La Fintech Moment s’attaque aux retards de paiement qui fragilisent les PME

Née dans le laboratoire d'innovation d'Eulers Hermes (filiale du groupe Allianz), Moment a développé une assurance contre les factures impayées spécifiquement dédiée aux TPE et PME. Ces petites structures, très affectées par les retards de paiement, sont paradoxalement peu couvertes contre ce type de risque. Moment n'est pas la seule Fintech à s'y intéresser.
Juliette Raynal
(Crédits : Moment)

S'assurer contre les factures impayées. C'est le concept de l'assurance crédit et le créneau sur lequel s'est spécialisée la Fintech Moment, née en juin 2018 et dont l'offre est disponible depuis quelques jours.

Peu connue du grand public, cette assurance dédiée aux entreprises comprend une analyse financière des clients d'une société pour prévenir le risque d'un impayé, la prise en charge des opérations de recouvrement et le versement d'une indemnité en cas de non paiement, explique sur son site Euler Hermes (Allianz), un des poids lourds du secteur, avec 53% des parts de marché en France, aux côtés notamment de Coface, dont Natixis (groupe BPCE) détient 41,7% du capital.

Les TPE-PME très exposées et pourtant peu équipées

L'assurance crédit vise donc à protéger la trésorerie des entreprises, qui peut être affectée par les retards de paiement. C'est le cas notamment des TPE et PME. Dans son dernier rapport, le think tank Terra Nova rappelle que, pour ces dernières, le coût des retards de paiement en termes de trésorerie est passé de 11 milliards d'euros en 2013 à 19 milliards en 2018, citant les chiffres de l'Observatoire des délais de paiements de la Banque de France. Par ailleurs, 25 % des faillites qui touchent les TPE PME sont dues aux retards de paiement.

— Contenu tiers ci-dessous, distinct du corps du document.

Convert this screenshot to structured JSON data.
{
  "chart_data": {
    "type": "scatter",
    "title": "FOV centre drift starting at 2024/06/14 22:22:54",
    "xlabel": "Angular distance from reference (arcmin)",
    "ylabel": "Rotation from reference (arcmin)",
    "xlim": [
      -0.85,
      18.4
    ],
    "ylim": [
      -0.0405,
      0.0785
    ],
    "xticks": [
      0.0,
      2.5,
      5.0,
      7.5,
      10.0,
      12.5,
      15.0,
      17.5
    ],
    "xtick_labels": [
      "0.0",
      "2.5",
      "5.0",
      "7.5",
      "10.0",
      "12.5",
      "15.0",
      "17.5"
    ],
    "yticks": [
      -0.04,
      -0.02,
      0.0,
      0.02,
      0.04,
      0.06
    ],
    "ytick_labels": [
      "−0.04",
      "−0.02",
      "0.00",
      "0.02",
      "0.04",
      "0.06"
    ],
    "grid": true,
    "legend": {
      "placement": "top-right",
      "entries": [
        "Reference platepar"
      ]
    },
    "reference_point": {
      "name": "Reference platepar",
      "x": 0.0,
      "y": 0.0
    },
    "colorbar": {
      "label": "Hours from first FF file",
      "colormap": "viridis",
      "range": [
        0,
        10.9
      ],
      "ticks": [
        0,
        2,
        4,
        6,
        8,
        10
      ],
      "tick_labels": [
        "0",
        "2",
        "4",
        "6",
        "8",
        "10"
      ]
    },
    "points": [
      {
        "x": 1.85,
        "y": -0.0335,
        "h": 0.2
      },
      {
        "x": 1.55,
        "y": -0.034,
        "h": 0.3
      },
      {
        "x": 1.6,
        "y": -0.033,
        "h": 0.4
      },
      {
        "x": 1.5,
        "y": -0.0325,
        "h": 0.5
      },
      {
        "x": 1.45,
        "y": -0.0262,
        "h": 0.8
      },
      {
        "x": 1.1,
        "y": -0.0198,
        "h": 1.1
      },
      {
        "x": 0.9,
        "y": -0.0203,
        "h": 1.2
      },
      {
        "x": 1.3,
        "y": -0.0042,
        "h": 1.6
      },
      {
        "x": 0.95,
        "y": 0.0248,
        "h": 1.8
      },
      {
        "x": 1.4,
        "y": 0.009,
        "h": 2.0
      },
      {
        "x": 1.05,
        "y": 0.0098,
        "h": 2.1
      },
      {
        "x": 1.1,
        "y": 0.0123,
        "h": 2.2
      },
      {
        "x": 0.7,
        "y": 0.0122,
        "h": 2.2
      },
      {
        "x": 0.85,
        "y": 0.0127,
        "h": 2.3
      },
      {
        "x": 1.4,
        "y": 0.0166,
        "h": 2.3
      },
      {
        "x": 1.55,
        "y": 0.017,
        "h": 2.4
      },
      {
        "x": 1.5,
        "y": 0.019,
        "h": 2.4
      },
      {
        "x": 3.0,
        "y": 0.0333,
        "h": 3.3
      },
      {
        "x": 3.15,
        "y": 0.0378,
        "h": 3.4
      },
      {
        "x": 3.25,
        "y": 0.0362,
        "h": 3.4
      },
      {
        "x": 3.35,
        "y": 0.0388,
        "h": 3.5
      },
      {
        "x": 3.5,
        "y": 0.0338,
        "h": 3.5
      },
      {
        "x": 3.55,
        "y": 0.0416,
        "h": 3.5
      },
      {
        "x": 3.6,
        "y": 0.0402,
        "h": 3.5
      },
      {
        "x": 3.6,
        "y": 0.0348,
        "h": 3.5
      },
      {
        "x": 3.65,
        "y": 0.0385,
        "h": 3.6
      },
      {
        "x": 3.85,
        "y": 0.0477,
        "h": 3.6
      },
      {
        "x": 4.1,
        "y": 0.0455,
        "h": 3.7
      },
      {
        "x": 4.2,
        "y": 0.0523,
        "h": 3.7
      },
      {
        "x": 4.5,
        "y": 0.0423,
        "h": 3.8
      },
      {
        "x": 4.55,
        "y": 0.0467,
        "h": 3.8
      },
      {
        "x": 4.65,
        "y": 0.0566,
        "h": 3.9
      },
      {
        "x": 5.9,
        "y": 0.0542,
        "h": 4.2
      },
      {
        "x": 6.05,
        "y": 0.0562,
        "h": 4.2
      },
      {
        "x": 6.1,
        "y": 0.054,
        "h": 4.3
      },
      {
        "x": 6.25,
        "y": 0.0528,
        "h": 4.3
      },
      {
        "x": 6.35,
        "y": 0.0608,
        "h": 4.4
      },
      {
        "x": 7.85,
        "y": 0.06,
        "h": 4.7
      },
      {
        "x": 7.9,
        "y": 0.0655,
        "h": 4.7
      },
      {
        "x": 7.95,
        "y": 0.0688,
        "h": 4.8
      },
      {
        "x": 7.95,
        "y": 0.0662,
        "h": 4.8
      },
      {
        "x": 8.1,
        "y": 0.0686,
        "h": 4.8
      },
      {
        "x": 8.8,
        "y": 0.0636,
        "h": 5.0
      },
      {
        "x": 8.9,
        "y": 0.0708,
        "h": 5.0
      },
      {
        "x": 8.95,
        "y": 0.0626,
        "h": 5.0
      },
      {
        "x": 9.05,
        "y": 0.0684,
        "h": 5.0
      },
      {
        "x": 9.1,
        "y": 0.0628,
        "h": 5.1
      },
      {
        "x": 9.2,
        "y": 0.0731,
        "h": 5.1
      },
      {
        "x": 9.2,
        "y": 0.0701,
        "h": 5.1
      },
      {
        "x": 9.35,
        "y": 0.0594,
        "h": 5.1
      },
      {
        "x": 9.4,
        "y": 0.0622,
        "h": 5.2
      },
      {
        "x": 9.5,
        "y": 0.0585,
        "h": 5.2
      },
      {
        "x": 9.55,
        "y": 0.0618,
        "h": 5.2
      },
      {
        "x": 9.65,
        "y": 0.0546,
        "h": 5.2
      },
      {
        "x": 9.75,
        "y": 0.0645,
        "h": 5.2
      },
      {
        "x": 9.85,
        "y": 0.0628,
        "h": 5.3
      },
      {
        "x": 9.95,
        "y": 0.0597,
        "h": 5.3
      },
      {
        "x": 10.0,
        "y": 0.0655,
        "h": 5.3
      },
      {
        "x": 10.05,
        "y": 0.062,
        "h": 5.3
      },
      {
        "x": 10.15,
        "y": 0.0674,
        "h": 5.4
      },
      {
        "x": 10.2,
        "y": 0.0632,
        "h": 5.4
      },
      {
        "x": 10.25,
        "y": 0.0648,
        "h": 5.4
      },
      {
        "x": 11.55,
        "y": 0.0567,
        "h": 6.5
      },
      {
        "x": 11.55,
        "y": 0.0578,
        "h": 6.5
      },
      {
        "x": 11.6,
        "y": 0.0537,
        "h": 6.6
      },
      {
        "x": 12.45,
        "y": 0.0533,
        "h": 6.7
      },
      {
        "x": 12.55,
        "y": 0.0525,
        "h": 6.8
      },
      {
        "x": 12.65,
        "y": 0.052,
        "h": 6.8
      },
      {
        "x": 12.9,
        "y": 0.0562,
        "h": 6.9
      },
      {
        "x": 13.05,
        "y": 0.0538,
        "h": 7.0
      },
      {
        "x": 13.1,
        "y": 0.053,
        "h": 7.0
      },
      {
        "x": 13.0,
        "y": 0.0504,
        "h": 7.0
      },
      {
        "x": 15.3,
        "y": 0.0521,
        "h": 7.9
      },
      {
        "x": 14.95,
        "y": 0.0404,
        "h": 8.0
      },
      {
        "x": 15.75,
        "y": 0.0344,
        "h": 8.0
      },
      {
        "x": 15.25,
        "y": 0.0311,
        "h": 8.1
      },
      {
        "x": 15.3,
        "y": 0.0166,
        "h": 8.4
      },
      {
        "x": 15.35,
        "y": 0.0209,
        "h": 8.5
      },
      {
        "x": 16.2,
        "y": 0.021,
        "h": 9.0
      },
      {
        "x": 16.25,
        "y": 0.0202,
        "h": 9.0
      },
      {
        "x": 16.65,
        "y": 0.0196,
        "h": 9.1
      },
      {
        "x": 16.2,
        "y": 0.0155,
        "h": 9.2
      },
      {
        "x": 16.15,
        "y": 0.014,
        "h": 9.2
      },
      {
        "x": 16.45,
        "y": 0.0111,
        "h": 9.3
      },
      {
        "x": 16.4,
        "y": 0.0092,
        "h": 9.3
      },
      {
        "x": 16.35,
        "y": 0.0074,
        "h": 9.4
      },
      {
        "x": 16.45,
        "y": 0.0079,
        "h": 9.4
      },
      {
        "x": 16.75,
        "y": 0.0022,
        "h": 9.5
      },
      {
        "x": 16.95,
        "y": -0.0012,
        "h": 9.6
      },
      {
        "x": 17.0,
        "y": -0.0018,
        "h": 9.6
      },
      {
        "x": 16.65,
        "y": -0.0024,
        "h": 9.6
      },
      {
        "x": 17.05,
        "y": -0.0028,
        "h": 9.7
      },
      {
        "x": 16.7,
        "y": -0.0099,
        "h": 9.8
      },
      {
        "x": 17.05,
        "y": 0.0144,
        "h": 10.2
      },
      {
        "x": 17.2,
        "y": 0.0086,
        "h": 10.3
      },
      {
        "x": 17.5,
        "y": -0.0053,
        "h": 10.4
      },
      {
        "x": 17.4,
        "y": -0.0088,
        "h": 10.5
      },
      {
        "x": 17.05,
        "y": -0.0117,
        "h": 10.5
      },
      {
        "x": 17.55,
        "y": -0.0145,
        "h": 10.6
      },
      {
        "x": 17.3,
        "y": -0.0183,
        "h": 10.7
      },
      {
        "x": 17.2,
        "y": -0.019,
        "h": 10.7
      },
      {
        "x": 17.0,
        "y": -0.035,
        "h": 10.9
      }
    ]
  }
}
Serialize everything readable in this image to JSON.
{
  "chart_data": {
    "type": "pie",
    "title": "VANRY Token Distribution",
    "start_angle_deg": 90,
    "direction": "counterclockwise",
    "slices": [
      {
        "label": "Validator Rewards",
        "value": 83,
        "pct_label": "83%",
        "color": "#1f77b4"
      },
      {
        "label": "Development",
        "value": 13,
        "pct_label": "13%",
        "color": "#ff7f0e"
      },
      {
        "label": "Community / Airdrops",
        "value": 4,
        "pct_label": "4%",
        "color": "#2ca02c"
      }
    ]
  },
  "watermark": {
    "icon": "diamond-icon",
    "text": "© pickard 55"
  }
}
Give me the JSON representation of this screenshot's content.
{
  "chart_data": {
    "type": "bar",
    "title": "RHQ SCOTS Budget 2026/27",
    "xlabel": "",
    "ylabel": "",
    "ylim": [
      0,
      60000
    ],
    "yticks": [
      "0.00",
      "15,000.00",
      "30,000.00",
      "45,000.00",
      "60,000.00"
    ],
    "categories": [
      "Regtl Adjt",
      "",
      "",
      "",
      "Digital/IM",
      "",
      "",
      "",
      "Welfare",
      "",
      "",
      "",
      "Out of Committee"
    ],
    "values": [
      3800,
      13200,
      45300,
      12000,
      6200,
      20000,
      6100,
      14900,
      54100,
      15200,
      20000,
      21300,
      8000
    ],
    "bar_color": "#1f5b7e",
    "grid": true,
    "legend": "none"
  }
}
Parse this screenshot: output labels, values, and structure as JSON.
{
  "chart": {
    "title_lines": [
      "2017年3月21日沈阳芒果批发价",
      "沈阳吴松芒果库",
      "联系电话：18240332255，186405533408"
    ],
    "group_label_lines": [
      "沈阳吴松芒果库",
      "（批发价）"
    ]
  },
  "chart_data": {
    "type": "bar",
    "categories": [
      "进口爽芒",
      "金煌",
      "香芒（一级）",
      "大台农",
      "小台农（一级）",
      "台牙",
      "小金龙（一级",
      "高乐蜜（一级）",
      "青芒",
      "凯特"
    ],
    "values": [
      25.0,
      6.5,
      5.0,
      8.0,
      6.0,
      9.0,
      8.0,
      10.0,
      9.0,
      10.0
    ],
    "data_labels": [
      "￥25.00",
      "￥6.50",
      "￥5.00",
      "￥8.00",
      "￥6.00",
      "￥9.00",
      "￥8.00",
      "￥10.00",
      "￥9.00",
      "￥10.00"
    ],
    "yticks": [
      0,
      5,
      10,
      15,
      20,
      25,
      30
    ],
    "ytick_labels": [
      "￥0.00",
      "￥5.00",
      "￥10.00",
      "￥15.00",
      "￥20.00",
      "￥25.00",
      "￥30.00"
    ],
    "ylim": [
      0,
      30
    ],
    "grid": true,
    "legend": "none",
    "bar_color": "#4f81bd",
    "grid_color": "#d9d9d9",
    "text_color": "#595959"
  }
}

Paradoxalement, ce produit financier qui permet d'optimiser la gestion des fonds immédiatement disponibles, est peu utilisé par les plus petites structures, leur conception et leur mode de distribution étant pensés pour les entreprises de plus grandes tailles. Le taux de pénétration de l'assurance crédit parmi les PME stagne ainsi aux alentours de 0,25%.

Partant de ce constat, la startup Moment a développé une plateforme en ligne permettant de s'assurer à la facture. Une approche plus flexible que le modèle traditionnel où l'entreprise est obligée de confier la totalité de son chiffre d'affaires à un assureur sur une période définie.

Une assurance à la facture

Avec Moment, une fois inscrite en ligne, l'entreprise cliente n'a qu'à télécharger sa facture. Si cette dernière est éligible à une assurance, l'entreprise percevra 90% du montant de sa facture dès le retard de paiement observé, sans qu'elle ait à attendre un délai de carence. Moment se charge ensuite des relances pour le recouvrement, puis l'entreprise cliente perçoit les 10% restants une fois la facture réglée. La Fintech, elle, se rémunère en prélevant une commission de 2% du montant de chaque facture assurée.

Pour l'heure, Moment a testé son offre auprès d'une vingtaine d'entreprises clientes, dont la plateforme de recrutement Talent.io. "En moyenne, grâce à notre solution, un client économise 19 jours de trésorerie par facture. Autrement dit, s'il n'avait pas assuré sa facture, il enregistrerait 19 jours de retard de paiement en plus par facture", explique Raphael Kakon, le cofondateur et directeur général de Moment.

Des relations étroites avec l'innovation d'Euler Hermes

La jeune Fintech n'est pas née ex nihilo. Le projet a germé dans le laboratoire d'innovation d'Euler Hermes.

"Au sein d'Euler Hermes, je menais des recherches sur le besoin des petites entreprises. Le projet est finalement sorti du groupe pour devenir une entreprise à part entière", raconte Raphael Kakon.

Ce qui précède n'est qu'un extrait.